Shop around and negotiate

Ask dealers for their best price on your second-hand car of choice. Make a note of the best price, and then ask others to beat it. You can expand your radius, if you’re happy to travel to find the lowest price. Never sign on the day- walk away and you will be pleasantly surprised with the number of sales calls you receive offering even better discounts than discussed previously.

Inspect the vehicle thoroughly

As the old saying goes, it’s not enough to go by good looks alone and this is most certainly the case when buying a used car. You need to look at everything, from the seatbelts, headlights to the paintwork and tyres. Check the car’s mileage. The average covered is around 10,000 miles a year, so if the odometer’s figure seems strangely out considering age, ask why. Service history is crucial as you don’t want to purchase a car which may be subject to immediate repairs. Also check for any signs of poor repair and oil or water leaks in the engine which could lead to serious problems.

Don’t skip the test-drive

Test driving a second hand car is imperative to ensure you’re comfortable driving the vehicle and that you don’t notice any red flags when out on the road. Try different routes and include the motorway to check how the car feels whilst driving it. Check the brakes and clutch function smoothly and effectively, plus experiment with manoeuvres such as a  three-point turn and an emergency stop to check steering and brakes.

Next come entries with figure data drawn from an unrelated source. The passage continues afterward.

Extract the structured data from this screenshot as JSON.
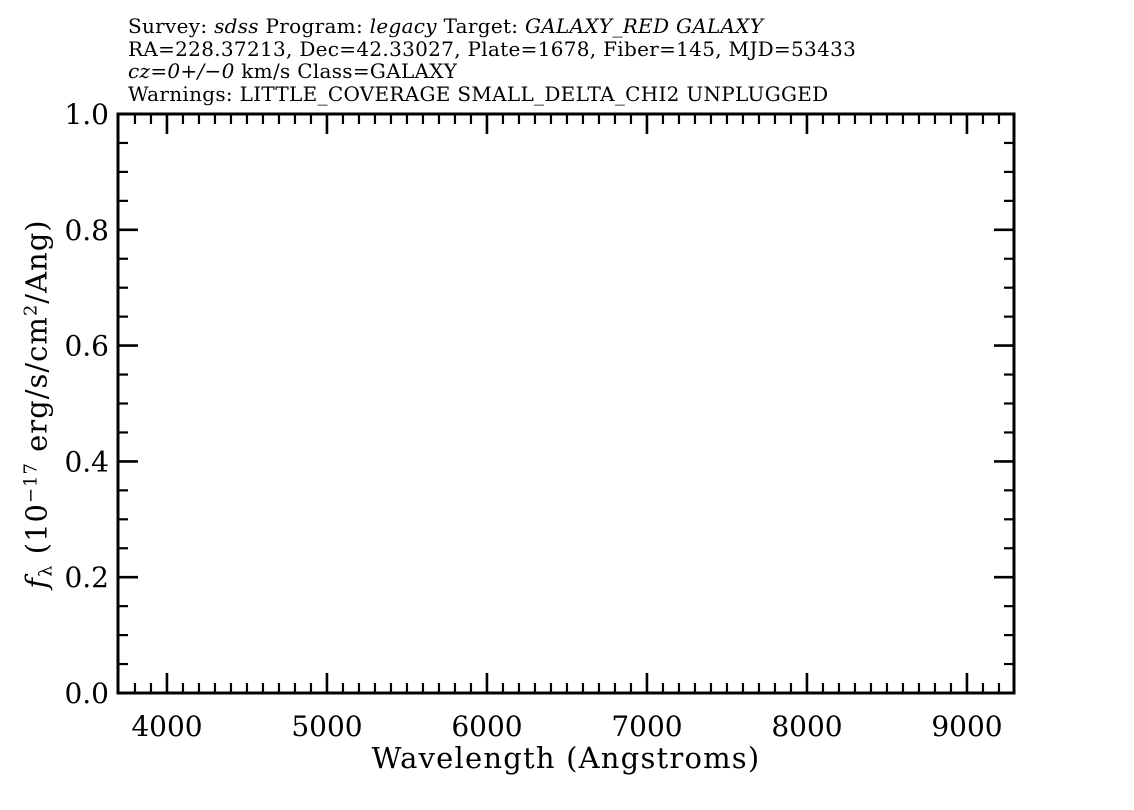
{
  "header": {
    "lines": [
      {
        "name": "survey-line",
        "segments": [
          {
            "text": "Survey: ",
            "style": "normal"
          },
          {
            "text": "sdss",
            "style": "italic"
          },
          {
            "text": " Program: ",
            "style": "normal"
          },
          {
            "text": "legacy",
            "style": "italic"
          },
          {
            "text": " Target: ",
            "style": "normal"
          },
          {
            "text": "GALAXY_RED GALAXY",
            "style": "italic"
          }
        ]
      },
      {
        "name": "coords-line",
        "segments": [
          {
            "text": "RA=228.37213, Dec=42.33027, Plate=1678, Fiber=145, MJD=53433",
            "style": "normal"
          }
        ]
      },
      {
        "name": "redshift-line",
        "segments": [
          {
            "text": "cz=0+/−0",
            "style": "italic"
          },
          {
            "text": " km/s Class=GALAXY",
            "style": "normal"
          }
        ]
      },
      {
        "name": "warnings-line",
        "segments": [
          {
            "text": "Warnings: LITTLE_COVERAGE SMALL_DELTA_CHI2 UNPLUGGED",
            "style": "normal"
          }
        ]
      }
    ]
  },
  "chart_data": {
    "type": "line",
    "title": "",
    "xlabel": "Wavelength (Angstroms)",
    "ylabel": "fλ (10^-17 erg/s/cm^2/Ang)",
    "ylabel_segments": [
      {
        "text": "f",
        "style": "italic"
      },
      {
        "text": "λ",
        "style": "sub"
      },
      {
        "text": " (10",
        "style": "normal"
      },
      {
        "text": "−17",
        "style": "sup"
      },
      {
        "text": " erg/s/cm",
        "style": "normal"
      },
      {
        "text": "2",
        "style": "sup"
      },
      {
        "text": "/Ang)",
        "style": "normal"
      }
    ],
    "xlim": [
      3694,
      9294
    ],
    "ylim": [
      0.0,
      1.0
    ],
    "x_major_ticks": [
      4000,
      5000,
      6000,
      7000,
      8000,
      9000
    ],
    "x_tick_labels": [
      "4000",
      "5000",
      "6000",
      "7000",
      "8000",
      "9000"
    ],
    "x_minor_step": 100,
    "y_major_ticks": [
      0.0,
      0.2,
      0.4,
      0.6,
      0.8,
      1.0
    ],
    "y_tick_labels": [
      "0.0",
      "0.2",
      "0.4",
      "0.6",
      "0.8",
      "1.0"
    ],
    "y_minor_step": 0.05,
    "grid": false,
    "legend": null,
    "series": [],
    "frame_color": "#000000",
    "background_color": "#ffffff"
  }
}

Check for outstanding finance

Buying, leasing or hiring a car on finance is increasing in popularity. This means many vehicles on the road are actually owned by finance providers until their customers pay off the finance agreement in full. Make sure you carry out a Car Data Check because if you buy from someone who’s not paid off their finance agreement, the provider could retrieve the car and leave you without a car and out of pocket. Most reputable dealers carry out a vehicle check, but we’d advise you to still liaise with them to ask whether it’s been done on your visit.

Protect your rights

Remember that if you choose to buy through a private sale it is also your responsibility to check the car’s condition and history, and you have far fewer rights if something goes wrong. A private seller must give an accurate description, but it can be hard to prove if you’ve been duped – so keep copies of the original advert. Purchasing a used car warranty can be excellent way to protect yourself from expensive incidents you may experience once you’ve actually bought your vehicle. Many warranties can be bought direct as well –  another bonus as it eliminates additional costs which may incur if buying through another party.

In this case, eBay may not be the best option…

You can buy anything online these days, but is buying a car this way worth the risk? Lots of people seem to think so and eBay is one of the most popular sites for used car purchases. Ensure you’ve done all the necessary checks before you place a bid, as if you pay using PayPal its purchase protection does not apply to cars – and neither does eBay’s own buyer protection. So if anything goes wrong, you cannot turn to either to sort it out.

… although considering your credit card could be wise

Paying even a penny towards your car by credit card, means you get effective, additional protection, as you’re then covered by Section 75. Providing the total cost of the car you’re buying is between £100 and £30,000, paying anything towards it by credit card means the card company is equally as liable as the dealer if anything goes wrong with your vehicle.

Be thorough with paperwork

When you buy a used car check you have all the necessary documents before paying. Most important is the  Logbook, or V5C,  which proves you are the keeper of the vehicle. It should list you as the registered keeper, though you may not be the owner if the car has been bought on finance. The car’s servicing booklet is essential  to check when the car was last serviced, as well as what’s been repaired/replaced. Manuals, spares such as wheels, keys and the sales contract should also be included.

Whether or not you decide to purchase the used car you are considering, it’s imperative to make sure you are well-informed and have researched the market before buying. The more aware you are of common scams and sneaky sales tactics, the less likely you are to be left out of pocket or with a vehicle that won’t stand the test of time.